Scooby-Doo: Mystery Incorporated ran for two seasons between 2010 and 2013 and, plainly, is the show in the franchise that adults can watch without feeling the least bit embarrassed. Having just watched all 52 episodes, I can confirm it’s a wonderful series. Suitable for kids, of course, yet so many of its jokes and serialised storylines are clearly geared towards an older audience. This is true for the show’s many pop culture references, featuring everything from The Velvet Underground to Hellraiser. Yes, it’s an animated children’s show featuring Cenobite sex demons.

After a few episodes I thought I had worked out what to expect from the Twin Peaks scene. Much like the show recreating the famous bathroom scene from The Shining, it’ll be a fun easter egg, a few seconds of screentime. Wrong. It’s no mere reference. The Red Room plays a huge role in the show’s serialised plot, revealing vital details to the overarching narrative. Nor is it contained to one scene, or even one episode. The Red Room appears in multiple episodes. I was shocked and so very happy.

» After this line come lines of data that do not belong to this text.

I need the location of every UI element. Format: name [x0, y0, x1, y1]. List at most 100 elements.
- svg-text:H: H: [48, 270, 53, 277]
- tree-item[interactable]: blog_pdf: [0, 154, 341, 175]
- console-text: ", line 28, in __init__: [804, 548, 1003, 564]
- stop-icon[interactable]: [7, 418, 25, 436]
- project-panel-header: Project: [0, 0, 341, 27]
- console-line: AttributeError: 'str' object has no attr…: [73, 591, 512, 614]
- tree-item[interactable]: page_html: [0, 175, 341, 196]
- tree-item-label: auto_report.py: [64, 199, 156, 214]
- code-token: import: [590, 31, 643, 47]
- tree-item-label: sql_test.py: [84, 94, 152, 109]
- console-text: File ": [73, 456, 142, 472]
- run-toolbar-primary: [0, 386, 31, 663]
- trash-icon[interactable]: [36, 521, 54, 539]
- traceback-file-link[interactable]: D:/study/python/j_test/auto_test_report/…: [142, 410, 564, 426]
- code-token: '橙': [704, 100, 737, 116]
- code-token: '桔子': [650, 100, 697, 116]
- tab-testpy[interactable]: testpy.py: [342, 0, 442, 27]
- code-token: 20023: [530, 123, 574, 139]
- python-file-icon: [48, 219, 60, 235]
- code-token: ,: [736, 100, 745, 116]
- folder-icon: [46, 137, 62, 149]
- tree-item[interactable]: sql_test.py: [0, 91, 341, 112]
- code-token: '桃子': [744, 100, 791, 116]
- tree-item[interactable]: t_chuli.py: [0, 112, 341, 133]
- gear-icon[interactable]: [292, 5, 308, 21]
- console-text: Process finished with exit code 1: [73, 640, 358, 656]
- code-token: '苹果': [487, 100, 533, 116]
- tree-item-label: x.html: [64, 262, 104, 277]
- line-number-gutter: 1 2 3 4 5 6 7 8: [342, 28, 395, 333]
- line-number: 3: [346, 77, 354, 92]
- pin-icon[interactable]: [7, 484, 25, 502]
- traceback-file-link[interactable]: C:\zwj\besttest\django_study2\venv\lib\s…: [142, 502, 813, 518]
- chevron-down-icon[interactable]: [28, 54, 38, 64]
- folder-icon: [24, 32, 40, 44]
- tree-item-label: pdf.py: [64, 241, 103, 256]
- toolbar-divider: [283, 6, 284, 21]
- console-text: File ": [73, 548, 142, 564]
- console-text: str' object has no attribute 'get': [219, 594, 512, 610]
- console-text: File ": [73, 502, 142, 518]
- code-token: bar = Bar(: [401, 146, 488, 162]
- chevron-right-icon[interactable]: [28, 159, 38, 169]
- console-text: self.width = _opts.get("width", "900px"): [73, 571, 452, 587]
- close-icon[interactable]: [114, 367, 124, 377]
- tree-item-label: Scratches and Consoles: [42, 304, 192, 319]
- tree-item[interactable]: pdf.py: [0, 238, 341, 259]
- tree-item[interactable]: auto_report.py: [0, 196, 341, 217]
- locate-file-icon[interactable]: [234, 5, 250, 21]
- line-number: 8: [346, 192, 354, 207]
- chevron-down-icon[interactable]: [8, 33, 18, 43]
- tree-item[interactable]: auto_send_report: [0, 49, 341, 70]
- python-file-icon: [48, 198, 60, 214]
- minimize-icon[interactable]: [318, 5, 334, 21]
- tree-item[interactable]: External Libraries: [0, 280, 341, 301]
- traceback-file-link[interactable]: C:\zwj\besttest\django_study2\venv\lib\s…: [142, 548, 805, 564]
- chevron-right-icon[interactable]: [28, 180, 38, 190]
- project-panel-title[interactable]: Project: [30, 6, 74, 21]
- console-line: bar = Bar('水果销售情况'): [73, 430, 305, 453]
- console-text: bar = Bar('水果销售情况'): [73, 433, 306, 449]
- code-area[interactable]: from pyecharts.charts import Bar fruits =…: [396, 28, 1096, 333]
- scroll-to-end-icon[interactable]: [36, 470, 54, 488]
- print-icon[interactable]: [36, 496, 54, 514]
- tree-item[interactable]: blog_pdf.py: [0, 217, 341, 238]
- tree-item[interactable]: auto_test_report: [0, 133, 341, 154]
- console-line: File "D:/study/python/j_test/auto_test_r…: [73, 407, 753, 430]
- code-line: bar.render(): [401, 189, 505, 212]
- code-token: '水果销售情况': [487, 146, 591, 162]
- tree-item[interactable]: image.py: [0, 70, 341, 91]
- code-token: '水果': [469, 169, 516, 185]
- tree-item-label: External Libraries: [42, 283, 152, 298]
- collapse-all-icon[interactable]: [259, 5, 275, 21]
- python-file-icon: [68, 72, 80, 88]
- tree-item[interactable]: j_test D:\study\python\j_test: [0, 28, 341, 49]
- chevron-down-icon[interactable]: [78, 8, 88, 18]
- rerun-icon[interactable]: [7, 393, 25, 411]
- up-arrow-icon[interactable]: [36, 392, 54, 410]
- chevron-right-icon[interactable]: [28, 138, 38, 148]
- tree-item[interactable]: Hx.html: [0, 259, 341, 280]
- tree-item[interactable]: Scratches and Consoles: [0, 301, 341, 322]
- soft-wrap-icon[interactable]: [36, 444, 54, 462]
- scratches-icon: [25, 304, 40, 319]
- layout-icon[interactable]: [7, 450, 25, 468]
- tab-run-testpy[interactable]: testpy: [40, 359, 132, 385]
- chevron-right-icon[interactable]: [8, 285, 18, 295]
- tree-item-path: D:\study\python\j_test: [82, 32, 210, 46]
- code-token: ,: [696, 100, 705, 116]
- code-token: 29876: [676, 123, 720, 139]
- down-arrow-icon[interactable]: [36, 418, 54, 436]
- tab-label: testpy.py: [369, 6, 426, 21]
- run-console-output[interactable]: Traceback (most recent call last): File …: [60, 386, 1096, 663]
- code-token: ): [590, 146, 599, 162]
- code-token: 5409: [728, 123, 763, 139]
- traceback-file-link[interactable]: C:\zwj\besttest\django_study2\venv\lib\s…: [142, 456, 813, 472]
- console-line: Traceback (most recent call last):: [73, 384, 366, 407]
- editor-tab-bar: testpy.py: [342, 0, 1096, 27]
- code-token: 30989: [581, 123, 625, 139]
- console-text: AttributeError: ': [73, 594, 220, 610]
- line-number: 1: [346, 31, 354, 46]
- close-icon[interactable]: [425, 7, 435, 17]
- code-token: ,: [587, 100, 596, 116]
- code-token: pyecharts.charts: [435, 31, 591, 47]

It’s not just the visuals of the Red Room but the room/dimensional realm itself. Anyone can include some red curtains and a black-and-white chevron floor. There’s no other word for it: it’s a crossover between the two shows. The Red Room, part of or connected to the Black Lodge (some people use the names of those places interchangeably but I see them as different), is lore accurate to what we experience in Twin Peaks. I doubt they asked for permission and I’m shocked the makers of Mystery Incorporated managed to get away with it without being sued.

Scooby enters the Red Room, or Sitting Room as it’s called in the show (a play on it’s alternate Twin Peaks name of the Waiting Room) during a dream, consisting of the same endless curtained corridors, the same chairs and statue, and even a dancing man. The SAME dancing man. Michael J. Anderson reprises his role as The Man From Another Place and gets more to do here than he did in Twin Peaks. Although sadly I don’t think he’s actually speaking backwards in Mystery Incorporated and they just put a weird effect on his voice instead.

We never saw that character, also known as The Arm, outside of the otherworldly realm in the show, besides visions of him in the similar room above the convenience store and briefly dancing on the bed after Josie’s death. Mystery Incorporated gives him a full character, the part of him trapped in the room and the part of him walking free. After Anderson refused to return for Twin Peaks: The Return, and said some awful bitter things about Lynch which suggests some mental health issues, this Scooby-Doo role acts as a fun, fitting return and finale for the character (not counting his eventual evolution into an electric tree with a potato head).

A couple of episodes after Scooby’s Dale Cooper-esque dream, the entire gang undergo hypnosis to enter the Red Room, spending the majority of an episode there. Scooby’s girlfriend Nova (don’t worry, she’s also a dog) acts as the Laura Palmer substitute, appearing through undefined means and spouting cryptic clues. The episode even features duality and doppelgängers, with good versions of the villains we’ve seen throughout the show trapped in the Sitting Room while their evil versions run free.

It’s not just filler for Twin Peaks fans but key discoveries about Mystery Incorporated’s serialised narrative are revealed, with the Red Room the key to so much storytelling. It’s here where the show’s elaborate lore (featuring real supernatural monsters as well as men in masks) mixing Babylonian Anunnaki mythology and classic sci-fi ideas are ‘explained’. Even this has Twin Peaks connections, with Judy being some mythic evil being and the Black Lodge denizens also being connected to space, planetary alignments, and even UFOs (read Mark Frost’s The Secret History of Twin Peaks for all that weird meaty goodness). Upon learning these revelations, Velma is distressed how nothing makes sense. The show’s writers clearly take joy in doing a crazy Lynchian dream logic episode within an otherwise logical, formulaic franchise.

A Scooby-Doo/Twin Peaks crossover, featuring a quote from The Godfather Part III for good measure. God, I love Mystery Incorporated. It’s a brilliant show. Plus it features Matthew Lillard as Shaggy, who went on to appear in the modern season of Twin Peaks, delivering a great performance. And now anytime I watch Twin Peaks I’ll half expect Cooper to say “let’s see who the killer really is” and pull Leland’s mask off to reveal Bob underneath. Although this all begs the question: when are we getting Mystery Incorporated: The Return? Hopefully it won’t take 25 years.